Comment by yosito
1 year ago
> If there exist classes of problems that someone in an elementary school can easily solve but a trillion-token billion-dollar sophisticated model cannot solve, what does that tell us about the nature of our cognition?
I think what it tells us is that our cognition is capable of more than just language modeling. With LLMs we are discovering (amazing) capabilities and the limits of language models. While language models can do incredible things with language that humans can't, they still can't do something simple like sudoku. But there are neural networks, CNNs and RNNs that can solve sudoku better than humans can. I think that the thing to learn here is that some problems are in the domain of language models, and some problems are a better fit for other forms of cognition. The human brain is amazing in that it combines several forms of cognition in an integrated way.
One thing that I think LLMs have the capability to do is to integrate several types of systems and to choose the right one to solve a problem. Teach an LLM how to interface with a CNN that solves sudoku problems, and then ask it a sudoku problem.
It seems to me that if we want to create an AGI, we need to learn how to integrate several different types of models, and teach them how to distribute the tasks we give them to the correct models.
What about sudoku makes it a good fit for CNNs? Or do you mean the machine vision for converting the pixels into an awareness of the sudoku puzzle's initial conditions?
A relatively simple graph theory algorithm can solve it (and at multiple orders of magnitude fewer calculations). Even a naive brute force search is considered tractable, considering the problem size. Although, search could be considered one of the AI tools in your proposed toolbox.
But even without going this far (with integrating various other specialized or having an LLM use them when required), an LLM is probably able to recognize a sudoku puzzle when it sees one, and even tho it itself can't solve it, I think it can easily write the code that would solve sudoku. So instead of hooking it to a set of pre built models, it might be enough to hook it to a python interpreter
Many LLMs are already linked to Python interpreters, but they still need some improvement with recognizing when they need to write some code to solve a problem.
It can spit out some rehash of sudoku it had in it's training data. LLMs are terrible at coding.
What do you mean by "choose the right one to solve a problem"? This phrase seems to carry a lot of water for your take. My understanding is that an LLM has no capability to choose anything. It predicting some tokens based on its training data and your prompt.
Let's try...
Prompt: Predict which type of algorithm would be effective to solve sudoku.
Response: A backtracking algorithm is typically best for solving Sudoku puzzles due to its efficiency in exploring all possible number placements systematically until it finds the correct solution.
...seemed to work well enough for me.
Prompt 2: Which type of neural network is most efficient at solving sudoku?

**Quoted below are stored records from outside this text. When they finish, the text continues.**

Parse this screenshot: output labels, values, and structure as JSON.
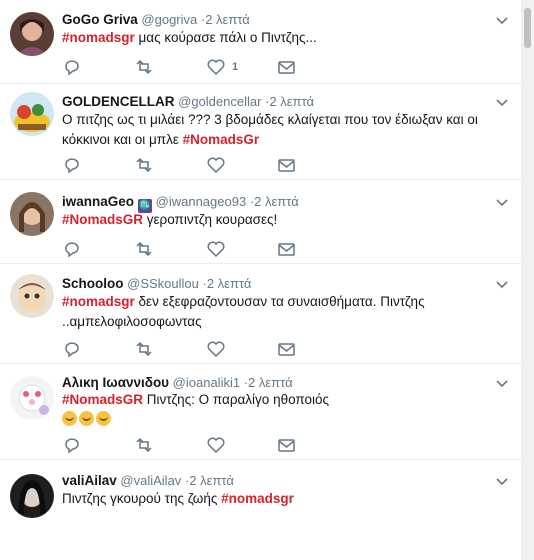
{
  "tweets": [
    {
      "name": "GoGo Griva",
      "handle": "@gogriva",
      "time": "2 λεπτά",
      "hashtag": "#nomadsgr",
      "text_after": " μας κούρασε πάλι ο Πιντζης...",
      "text_before": "",
      "like_count": "1"
    },
    {
      "name": "GOLDENCELLAR",
      "handle": "@goldencellar",
      "time": "2 λεπτά",
      "text_before": "Ο πιτζης ως τι μιλάει ??? 3 βδομάδες κλαίγεται που τον έδιωξαν και οι κόκκινοι και οι μπλε  ",
      "hashtag": "#NomadsGr",
      "text_after": ""
    },
    {
      "name": "iwannaGeo",
      "badge": "♏",
      "handle": "@iwannageo93",
      "time": "2 λεπτά",
      "text_before": "",
      "hashtag": "#NomadsGR",
      "text_after": " γεροπιντζη κουρασες!"
    },
    {
      "name": "Schooloo",
      "handle": "@SSkoullou",
      "time": "2 λεπτά",
      "text_before": "",
      "hashtag": "#nomadsgr",
      "text_after": " δεν εξεφραζοντουσαν τα συναισθήματα. Πιντζης ..αμπελοφιλοσοφωντας"
    },
    {
      "name": "Αλικη Ιωαννιδου",
      "handle": "@ioanaliki1",
      "time": "2 λεπτά",
      "text_before": "",
      "hashtag": "#NomadsGR",
      "text_after": " Πιντζης: Ο παραλίγο ηθοποιός"
    },
    {
      "name": "valiAilav",
      "handle": "@valiAilav",
      "time": "2 λεπτά",
      "text_before": "Πιντζης γκουρού της ζωής  ",
      "hashtag": "#nomadsgr",
      "text_after": ""
    }
  ],
  "separator": "·",
  "colors": {
    "hashtag": "#d4232a",
    "icon": "#657786",
    "divider": "#e6ecf0"
  }
}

Response 2: Convolutional Neural Networks (CNNs) are particularly effective for solving Sudoku puzzles. They can capture the spatial hierarchies in the grid by processing parts of the grid as images, making them efficient for this type of puzzle-solving task.
...Seems to me that LLMs have no problem with this task.
To me it seems you can get the LLM to predict some tokens that contain words that point to the right algorithm. But the LLM doesn't know what it chose. It just sees some tokens. Do you think it could somehow tell it had chosen a CNN in its response and then do something with that knowledge to run a CNN?